DA VAGA DE SALA - Especial IndieLisboa

Stéphane Pires • 28 de maio de 2024

'Greice', de Leonardo Mouramateus: a arte de atrair e a sua preservação


Nem tudo o que parece é. Fazemos suposições e presunções, alicerçadas em estigmas e preconceitos, mas também em histórias de bons e maus da fita, de heróis e vilões, de ricos e pobres, de homens e mulheres, e, até, de portugueses e brasileiros. 'Greice' (2024), de Leonardo Mouramateus, brasileiro radicado em Portugal - filme exibido no IndieLisboa, esta segunda-feira no Cinema São Jorge, na Competição Nacional -, desconstrói essas suposições e presunções, mostrando-nos que não há pessoas só boas, nem pessoas só más. As pessoas são feitas de coisas boas e más; umas com mais coisas boas, outras com mais coisas más, também, e muito, de acordo com as circunstâncias. A arte de atrair e, consequentemente, a sua preservação (preservação da atração conseguida) é o modo de vida de Greice (Amandyra), ela que dá corpo, luz e história ao filme, e nome, também. Quando a certa altura ouvimos a irmã mais nova de Greice a falar dos planetas do Sistema Solar e do seu movimento orbital em torno do Sol, é em Greice que pensamos, no seu sorriso aberto e luminoso combinado com um olhar vivo que se dá ao outro, e em como ela é o Sol, com os demais a moverem-se em seu redor.

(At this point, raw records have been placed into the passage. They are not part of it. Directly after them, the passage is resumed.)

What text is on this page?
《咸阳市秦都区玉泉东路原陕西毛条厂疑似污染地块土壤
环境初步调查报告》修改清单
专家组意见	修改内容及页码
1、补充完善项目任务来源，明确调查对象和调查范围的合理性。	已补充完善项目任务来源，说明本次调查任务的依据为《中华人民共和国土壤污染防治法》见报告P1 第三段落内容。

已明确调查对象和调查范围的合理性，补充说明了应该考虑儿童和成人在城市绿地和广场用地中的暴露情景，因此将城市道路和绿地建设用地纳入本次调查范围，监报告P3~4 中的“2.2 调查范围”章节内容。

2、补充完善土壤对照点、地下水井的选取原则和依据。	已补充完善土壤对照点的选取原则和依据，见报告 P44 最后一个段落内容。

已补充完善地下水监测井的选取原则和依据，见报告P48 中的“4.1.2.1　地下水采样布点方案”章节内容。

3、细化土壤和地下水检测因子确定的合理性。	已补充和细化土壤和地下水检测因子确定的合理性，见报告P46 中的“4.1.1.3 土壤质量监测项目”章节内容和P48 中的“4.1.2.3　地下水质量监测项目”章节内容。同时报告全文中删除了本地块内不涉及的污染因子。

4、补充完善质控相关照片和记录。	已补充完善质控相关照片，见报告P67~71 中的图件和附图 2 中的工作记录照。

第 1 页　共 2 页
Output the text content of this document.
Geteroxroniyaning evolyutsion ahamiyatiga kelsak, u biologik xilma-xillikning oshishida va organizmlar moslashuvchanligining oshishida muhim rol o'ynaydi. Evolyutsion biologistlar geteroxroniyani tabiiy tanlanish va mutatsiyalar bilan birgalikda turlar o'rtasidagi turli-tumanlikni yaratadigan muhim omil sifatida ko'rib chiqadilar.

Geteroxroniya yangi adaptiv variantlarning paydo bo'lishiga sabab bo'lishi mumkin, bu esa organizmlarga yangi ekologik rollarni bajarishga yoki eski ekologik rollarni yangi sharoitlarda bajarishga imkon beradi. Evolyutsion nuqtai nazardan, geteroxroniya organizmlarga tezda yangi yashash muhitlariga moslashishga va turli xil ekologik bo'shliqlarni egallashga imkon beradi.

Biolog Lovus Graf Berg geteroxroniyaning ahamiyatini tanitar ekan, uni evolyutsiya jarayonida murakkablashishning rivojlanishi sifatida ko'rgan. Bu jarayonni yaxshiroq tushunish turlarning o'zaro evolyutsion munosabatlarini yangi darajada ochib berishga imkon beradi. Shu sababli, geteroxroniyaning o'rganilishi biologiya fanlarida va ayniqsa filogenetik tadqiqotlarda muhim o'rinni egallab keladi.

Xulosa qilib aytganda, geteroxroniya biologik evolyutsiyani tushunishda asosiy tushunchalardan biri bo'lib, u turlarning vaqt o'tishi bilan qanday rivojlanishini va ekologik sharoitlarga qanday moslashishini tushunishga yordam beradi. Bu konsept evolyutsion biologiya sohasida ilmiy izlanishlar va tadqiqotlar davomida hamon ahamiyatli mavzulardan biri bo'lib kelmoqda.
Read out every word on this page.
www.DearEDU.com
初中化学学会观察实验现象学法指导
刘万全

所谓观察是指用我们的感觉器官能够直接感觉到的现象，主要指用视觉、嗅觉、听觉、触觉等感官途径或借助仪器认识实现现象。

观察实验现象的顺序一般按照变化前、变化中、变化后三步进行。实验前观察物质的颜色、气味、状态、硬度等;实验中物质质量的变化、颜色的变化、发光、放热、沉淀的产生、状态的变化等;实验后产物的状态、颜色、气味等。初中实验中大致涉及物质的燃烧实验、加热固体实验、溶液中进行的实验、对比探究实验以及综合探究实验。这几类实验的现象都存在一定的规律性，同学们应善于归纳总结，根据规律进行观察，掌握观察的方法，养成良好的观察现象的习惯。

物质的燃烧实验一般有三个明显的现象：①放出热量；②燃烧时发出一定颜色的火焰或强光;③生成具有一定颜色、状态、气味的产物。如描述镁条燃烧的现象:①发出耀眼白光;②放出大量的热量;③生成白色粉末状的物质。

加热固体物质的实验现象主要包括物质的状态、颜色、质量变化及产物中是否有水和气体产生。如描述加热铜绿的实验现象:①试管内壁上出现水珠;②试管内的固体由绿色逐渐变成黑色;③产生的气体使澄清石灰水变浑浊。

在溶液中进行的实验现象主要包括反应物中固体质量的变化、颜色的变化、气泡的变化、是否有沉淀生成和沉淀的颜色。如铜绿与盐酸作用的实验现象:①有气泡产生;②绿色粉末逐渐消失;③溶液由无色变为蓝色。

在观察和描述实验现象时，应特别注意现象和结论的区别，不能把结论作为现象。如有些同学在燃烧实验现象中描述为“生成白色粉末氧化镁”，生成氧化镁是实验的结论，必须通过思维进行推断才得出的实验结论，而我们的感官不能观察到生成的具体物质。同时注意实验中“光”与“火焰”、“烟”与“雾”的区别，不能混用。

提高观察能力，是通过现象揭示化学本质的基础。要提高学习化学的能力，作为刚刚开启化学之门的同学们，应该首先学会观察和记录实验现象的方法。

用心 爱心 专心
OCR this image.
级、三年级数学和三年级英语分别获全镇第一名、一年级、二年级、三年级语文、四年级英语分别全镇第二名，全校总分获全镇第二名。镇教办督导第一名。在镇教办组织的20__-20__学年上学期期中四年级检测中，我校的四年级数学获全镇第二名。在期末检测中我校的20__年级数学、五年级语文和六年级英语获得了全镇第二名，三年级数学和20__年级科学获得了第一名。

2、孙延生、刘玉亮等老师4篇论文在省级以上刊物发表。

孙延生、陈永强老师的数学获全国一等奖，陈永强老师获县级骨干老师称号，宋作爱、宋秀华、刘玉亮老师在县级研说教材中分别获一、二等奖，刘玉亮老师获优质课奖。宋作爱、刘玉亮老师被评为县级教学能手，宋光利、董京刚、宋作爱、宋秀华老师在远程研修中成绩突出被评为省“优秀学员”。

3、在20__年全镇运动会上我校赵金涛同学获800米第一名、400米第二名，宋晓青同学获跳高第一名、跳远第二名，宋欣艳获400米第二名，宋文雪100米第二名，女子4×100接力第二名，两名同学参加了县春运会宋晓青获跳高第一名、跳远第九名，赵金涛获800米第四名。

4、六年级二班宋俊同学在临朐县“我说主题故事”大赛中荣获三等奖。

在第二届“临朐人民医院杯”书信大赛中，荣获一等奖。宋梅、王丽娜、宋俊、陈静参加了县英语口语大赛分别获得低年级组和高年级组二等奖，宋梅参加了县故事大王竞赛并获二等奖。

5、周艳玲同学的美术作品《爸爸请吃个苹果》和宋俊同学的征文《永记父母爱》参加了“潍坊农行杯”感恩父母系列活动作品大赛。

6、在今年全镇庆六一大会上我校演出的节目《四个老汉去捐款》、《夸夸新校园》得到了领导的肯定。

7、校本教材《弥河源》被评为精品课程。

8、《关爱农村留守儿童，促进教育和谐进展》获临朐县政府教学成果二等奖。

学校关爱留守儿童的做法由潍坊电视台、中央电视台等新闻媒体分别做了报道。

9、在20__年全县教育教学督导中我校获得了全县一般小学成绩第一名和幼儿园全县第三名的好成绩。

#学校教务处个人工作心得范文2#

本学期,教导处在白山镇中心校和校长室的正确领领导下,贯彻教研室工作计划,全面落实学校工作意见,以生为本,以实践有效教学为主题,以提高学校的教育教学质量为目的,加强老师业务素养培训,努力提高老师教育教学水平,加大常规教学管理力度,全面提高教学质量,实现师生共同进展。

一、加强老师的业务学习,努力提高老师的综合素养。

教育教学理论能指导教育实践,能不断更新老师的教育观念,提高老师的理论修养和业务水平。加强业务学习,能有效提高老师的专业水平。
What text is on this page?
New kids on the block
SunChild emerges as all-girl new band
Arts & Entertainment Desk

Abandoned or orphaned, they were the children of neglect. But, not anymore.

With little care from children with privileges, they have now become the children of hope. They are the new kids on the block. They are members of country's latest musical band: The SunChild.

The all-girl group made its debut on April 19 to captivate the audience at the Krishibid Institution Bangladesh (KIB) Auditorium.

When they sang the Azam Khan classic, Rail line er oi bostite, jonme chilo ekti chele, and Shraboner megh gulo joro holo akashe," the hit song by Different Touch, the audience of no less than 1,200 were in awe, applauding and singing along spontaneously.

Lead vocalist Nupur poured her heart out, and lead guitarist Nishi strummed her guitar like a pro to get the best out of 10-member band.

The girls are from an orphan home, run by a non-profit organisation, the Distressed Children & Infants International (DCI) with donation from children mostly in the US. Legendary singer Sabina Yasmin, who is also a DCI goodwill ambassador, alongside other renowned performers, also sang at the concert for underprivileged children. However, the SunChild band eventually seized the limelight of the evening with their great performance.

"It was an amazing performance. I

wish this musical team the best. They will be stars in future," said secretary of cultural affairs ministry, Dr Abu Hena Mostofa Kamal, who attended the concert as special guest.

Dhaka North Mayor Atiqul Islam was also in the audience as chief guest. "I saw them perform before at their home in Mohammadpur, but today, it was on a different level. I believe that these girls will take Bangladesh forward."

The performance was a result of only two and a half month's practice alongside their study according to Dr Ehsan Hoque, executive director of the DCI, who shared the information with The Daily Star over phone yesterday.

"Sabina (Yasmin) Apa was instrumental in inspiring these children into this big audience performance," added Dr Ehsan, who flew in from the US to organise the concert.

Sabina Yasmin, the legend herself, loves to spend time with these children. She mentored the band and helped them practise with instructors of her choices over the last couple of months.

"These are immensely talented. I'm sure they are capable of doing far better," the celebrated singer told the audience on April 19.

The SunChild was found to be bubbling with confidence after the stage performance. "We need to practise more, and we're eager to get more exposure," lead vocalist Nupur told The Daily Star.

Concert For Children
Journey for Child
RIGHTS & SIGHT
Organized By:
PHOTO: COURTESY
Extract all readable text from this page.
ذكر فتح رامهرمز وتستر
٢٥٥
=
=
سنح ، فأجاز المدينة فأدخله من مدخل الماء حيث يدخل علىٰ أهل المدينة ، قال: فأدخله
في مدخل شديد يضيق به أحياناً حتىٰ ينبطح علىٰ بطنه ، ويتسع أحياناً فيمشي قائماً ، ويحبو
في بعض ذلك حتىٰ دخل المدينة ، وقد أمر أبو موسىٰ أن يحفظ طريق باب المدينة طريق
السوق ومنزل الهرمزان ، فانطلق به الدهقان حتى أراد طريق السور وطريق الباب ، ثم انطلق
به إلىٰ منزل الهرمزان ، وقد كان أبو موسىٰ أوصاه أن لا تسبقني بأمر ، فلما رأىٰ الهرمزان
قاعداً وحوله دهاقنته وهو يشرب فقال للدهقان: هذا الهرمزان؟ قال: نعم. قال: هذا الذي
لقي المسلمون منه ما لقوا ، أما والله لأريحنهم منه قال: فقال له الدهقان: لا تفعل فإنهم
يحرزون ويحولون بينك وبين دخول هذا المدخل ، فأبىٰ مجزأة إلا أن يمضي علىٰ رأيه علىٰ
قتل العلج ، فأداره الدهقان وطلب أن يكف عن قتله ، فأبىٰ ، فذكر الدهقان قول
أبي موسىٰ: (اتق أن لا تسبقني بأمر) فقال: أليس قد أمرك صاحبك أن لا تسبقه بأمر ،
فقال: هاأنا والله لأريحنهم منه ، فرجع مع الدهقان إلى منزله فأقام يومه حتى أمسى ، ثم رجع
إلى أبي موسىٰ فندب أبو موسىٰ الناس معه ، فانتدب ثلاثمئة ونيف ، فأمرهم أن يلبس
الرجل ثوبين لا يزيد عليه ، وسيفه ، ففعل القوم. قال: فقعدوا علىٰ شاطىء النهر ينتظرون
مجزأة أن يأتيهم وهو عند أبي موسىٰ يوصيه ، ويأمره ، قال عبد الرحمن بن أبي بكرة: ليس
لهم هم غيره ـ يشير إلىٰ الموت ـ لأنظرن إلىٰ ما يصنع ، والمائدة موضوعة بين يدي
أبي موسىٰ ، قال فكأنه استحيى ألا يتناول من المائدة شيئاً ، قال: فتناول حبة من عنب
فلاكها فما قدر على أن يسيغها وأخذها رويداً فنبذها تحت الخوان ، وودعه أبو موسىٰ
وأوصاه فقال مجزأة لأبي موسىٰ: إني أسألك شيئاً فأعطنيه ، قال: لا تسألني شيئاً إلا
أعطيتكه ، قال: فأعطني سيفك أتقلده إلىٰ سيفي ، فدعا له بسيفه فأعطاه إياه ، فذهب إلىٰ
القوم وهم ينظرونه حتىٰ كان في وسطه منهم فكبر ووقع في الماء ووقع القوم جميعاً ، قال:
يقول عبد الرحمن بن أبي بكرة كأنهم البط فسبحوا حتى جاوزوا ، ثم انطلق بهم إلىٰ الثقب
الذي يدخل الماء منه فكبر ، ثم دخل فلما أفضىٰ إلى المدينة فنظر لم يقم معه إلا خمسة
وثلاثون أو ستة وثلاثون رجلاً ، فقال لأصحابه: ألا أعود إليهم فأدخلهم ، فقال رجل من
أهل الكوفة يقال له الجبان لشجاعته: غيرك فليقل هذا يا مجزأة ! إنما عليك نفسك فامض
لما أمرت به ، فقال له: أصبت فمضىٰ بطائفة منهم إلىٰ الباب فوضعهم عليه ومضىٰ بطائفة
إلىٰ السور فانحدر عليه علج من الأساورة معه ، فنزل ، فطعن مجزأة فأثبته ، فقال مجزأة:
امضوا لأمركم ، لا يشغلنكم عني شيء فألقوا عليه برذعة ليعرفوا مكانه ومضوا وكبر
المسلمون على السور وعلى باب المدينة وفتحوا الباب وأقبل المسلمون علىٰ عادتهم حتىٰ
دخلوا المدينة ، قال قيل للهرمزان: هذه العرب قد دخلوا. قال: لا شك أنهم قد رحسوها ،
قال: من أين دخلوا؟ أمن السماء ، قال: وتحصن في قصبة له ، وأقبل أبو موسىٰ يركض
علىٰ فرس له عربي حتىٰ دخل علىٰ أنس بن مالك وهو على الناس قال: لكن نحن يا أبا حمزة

 Se a Greice, a protagonista, cabe a arte de atrair e a sua preservação, por sua vez, ao autor de 'Greice', filme, cabe a arte de compor e revestir uma atmosfera que nos mantém ligados q.b. a uma ideia de perigo, de tragédia, de mau fim, que paira sem nos absorver, sem nos consumir. Fá-lo, e fá-lo bem, desde o início, com o ecrã negro em cima do primeiro diálogo, logo seguido do escuro nos corredores da Faculdade de Belas-Artes da Universidade de Lisboa (FBAUL), sonorizado a preceito por uma composição de música eletrónica que nos faz entrar com um apetecível suspense no filme, por entre estátuas e correria humana, acompanhada de gritos no feminino. E, mais à frente, quase como um separador do filme, entre a passagem da narrativa de Lisboa (uma espécie de primeira parte) para Fortaleza, Brasil (uma espécie de segunda parte), com a performance artística de Clea (Isabel Zuáa) - artista musical agenciada, criativamente, por Greice -, que com as majestosas botas faz a poeira parecer nuvens a adensarem na cabeça que vai desaparecendo de Greice, dançando, cantando e erguendo as suas longas tranças para a gravação de um videoclipe em que o fundo são imponentes grades metálicas: uma clara imagética de prisão, destino possível para a agente e amiga Greice, agora que 'fugiu' de Lisboa para Fortaleza. E, já no Brasil, com Greice a viver uma espécie de autoimposta prisão domiciliária num hotel, artisticamente, uma vez mais, Leonardo Mouramateus mostra-nos Greice no quarto desse hotel com uma máscara vermelha - provavelmente para tratamento de pele -, como uma cara ensanguentada, a ouvir a mensagem gravada e deixada pela mãe, acerca de um sonho que teve com ela, que metia luzes de polícia. Mãe, que, na tal preservação de atração levada a cabo por Greice, nunca soube que esta tinha deixado Lisboa (onde estuda escultura na FBAUL) e voltado ao Brasil, apesar das frequentes videochamadas.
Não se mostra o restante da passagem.